ベルローゼなら大丈夫でしょう。なんせ彼は強いですからね。

地下に落ちたという事は積み荷は無くなってしまいましたか?」

「いえ、こちらにあります」


 そういうと、パモから出しておいた積み荷を見せる。

 無傷で無事だ


「ほう。どうやったかは存じませんが、砂嵐に遭遇し地下に落ちても

無傷で積み荷を届けるとは。フェルドナージュ様にしっかりと

報告させて頂きましょう。有難うございます。任務完了です」


 一先ずフェルドナージュ様に頼まれた件は成功だ。 

 だがここに来た目的は事のついで。 

 この人物こそ俺を補給任務に選んだ理由なのだろう。


「フェドラートさんはリルとサラがどこにいてどうしているのか知ってる

んですよね? 俺、あいつらに借りがあって。返さないといけないんです」

「ええ、知ってますよ。彼に指示を出しているのは私ですからね」

「そうなんですか!? あいつらは今どこで、何をしてるんですか?」


 まさかこんああっさりと手掛かりが見つかるとは。


「あの二人には現在、かなり危険な任務を行ってもらっています。

使者を装った密偵活動と破壊工作です。現在戦争が起こりそうなほど

残虐のベルータスと、我が主邪剣のフェルドナージュ様の外交関係が悪いのです。

かの国の内情を調べ、破壊工作を行い少しでも戦争への準備を遅らせる事が役目です」

「そんなに緊迫した状態なら、尚更二人が危険ですよね。二人に武器を借りたまま

なんです。これをどうにかして返さないと」

「ですが、あなたはその武器が無ければかなり実力が下がるのでしょう? 

恐らくフェルドナージュ様はベルローゼ在りきであなたたちを

こちらへ向かわせたはず。彼の助力無しでベレッタへ赴くのは命を捨てにいくようなもの。
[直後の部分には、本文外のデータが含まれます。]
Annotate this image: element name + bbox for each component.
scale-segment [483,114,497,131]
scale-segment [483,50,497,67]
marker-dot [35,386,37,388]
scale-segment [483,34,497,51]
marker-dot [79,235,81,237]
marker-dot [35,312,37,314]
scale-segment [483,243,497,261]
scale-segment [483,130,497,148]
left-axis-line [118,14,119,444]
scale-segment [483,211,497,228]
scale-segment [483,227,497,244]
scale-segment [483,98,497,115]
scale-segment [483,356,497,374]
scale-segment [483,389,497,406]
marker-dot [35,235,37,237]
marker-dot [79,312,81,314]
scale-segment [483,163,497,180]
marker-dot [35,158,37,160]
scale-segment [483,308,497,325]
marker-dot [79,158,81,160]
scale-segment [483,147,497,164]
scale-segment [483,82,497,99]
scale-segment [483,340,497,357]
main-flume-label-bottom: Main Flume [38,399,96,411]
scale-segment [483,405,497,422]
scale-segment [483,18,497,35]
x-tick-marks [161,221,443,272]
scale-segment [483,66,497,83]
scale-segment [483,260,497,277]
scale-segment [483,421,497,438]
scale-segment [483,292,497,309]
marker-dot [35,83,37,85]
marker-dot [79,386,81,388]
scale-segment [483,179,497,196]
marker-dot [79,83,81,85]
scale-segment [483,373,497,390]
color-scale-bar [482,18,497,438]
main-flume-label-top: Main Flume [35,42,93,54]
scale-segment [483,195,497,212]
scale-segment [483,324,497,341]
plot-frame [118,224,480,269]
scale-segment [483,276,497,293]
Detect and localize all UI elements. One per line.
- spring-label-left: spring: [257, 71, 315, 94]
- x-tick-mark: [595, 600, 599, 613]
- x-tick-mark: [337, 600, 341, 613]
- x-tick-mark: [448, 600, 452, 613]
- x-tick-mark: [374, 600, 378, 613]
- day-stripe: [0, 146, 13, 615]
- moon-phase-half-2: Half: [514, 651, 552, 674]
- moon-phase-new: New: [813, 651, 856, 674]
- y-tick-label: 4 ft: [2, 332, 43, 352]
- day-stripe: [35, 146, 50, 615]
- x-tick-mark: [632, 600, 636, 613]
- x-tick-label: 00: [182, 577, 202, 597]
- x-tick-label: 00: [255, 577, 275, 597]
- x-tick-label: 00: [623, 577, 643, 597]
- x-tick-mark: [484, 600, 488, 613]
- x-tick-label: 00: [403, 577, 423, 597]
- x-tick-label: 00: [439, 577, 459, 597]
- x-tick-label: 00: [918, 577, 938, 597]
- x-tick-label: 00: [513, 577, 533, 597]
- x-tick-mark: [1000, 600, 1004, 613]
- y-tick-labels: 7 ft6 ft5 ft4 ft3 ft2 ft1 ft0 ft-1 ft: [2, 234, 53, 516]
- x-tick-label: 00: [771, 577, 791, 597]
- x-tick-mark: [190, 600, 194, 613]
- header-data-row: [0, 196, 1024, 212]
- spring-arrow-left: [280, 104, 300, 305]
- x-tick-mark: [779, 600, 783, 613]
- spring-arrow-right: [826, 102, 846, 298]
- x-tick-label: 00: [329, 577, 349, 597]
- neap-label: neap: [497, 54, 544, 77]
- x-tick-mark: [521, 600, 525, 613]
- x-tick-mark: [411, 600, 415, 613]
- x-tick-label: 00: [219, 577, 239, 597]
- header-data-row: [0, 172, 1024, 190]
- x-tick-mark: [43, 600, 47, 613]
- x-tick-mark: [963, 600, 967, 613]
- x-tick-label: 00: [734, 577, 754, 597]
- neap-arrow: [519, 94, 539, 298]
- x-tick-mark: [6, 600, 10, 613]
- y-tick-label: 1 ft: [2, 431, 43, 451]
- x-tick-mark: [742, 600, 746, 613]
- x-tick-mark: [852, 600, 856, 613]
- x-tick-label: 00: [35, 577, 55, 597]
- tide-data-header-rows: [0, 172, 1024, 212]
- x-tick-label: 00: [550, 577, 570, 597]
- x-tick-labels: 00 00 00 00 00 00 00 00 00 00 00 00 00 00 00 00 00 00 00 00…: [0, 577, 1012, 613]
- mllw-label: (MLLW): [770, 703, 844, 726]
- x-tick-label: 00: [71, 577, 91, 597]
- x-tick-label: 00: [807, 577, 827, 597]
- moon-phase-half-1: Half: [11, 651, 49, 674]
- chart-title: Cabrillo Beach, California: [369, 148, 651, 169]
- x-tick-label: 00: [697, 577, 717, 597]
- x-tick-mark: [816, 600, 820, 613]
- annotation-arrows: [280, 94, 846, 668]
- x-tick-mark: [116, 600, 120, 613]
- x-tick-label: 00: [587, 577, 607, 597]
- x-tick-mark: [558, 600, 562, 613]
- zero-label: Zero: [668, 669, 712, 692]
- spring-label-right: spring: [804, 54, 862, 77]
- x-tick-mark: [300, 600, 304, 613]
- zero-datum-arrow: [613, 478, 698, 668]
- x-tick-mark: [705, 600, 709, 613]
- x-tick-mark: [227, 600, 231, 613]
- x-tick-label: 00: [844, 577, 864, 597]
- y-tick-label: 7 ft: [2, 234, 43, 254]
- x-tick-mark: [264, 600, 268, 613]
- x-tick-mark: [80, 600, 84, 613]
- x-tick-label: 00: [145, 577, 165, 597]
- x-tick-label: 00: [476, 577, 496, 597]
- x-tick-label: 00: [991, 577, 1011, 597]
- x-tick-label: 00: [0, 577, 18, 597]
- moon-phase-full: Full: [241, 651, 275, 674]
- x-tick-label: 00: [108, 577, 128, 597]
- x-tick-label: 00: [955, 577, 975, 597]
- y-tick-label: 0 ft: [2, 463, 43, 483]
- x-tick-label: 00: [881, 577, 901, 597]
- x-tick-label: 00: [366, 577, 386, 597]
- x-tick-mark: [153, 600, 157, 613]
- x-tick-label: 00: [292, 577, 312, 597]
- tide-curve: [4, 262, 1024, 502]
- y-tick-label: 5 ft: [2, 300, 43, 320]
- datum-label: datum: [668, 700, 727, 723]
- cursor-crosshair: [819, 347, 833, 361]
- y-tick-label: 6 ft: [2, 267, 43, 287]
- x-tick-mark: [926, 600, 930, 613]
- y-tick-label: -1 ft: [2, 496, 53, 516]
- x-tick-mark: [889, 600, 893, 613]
幼馴染のためにも、あなた方を向かわせるわけには参りません」

「そんな! ここまで来て何もできずには帰れない!」

「そう言われても、容認してやるわけには……そうだ、一つだけある。

彼の力を借りられれば……上手くいけばきっとあなたにとっていい武器の

源が手に入るでしょうし」

「方法があるなら教えてください。やり遂げてみせます」

「わかりました。ですがここから先はルインさん一人で行動しないといけません。

他の方は妖魔ではないのでどのみちベレッタでは身動きが取れなくなります。

この村で待つかフェルス皇国にお戻りなさい」


 途端にメルザたちが心配な表情を浮かべる。


「俺様は帰らないぞ。もうルインと離れたくねーんだよ……」

「わたくしもですわ。こんなところにルインさん一人を残していくわけにはまいりません」

「わしも行くならついて行くぞ」

「三人とも有難う。だが、俺の新しい装備を忘れていないか?」


 頭に手をやると、姿を消して見せる。これにはフェドラートさんも驚いたようだ。

 姿を現しフェドラートさんに説明した。


「ほう、便利なアーティファクトをお持ちですね。それがあれば一人で行動する分

にはかなり有利でしょう。そういえばあなたはアーティファクトにどのような種類

があるかご存知でしょうか?」

「いや、アーティファクトに限らずあまり詳しくはないんです。

妖魔の装備もまだあまりよくわかっていないですし」

「確かにリルカーンはお話好きですが、あまり装備に興味がある方では

ないので、この機に私がお話ししましょう。少し長くなりますが、よろしいでしょうか?」

「ぜひお願いします。メルザたちもしっかり聞いてくれ」

「わかった!」


 俺たちはフェドラートさんの好意により、この世界のアイテムについて教わることになった。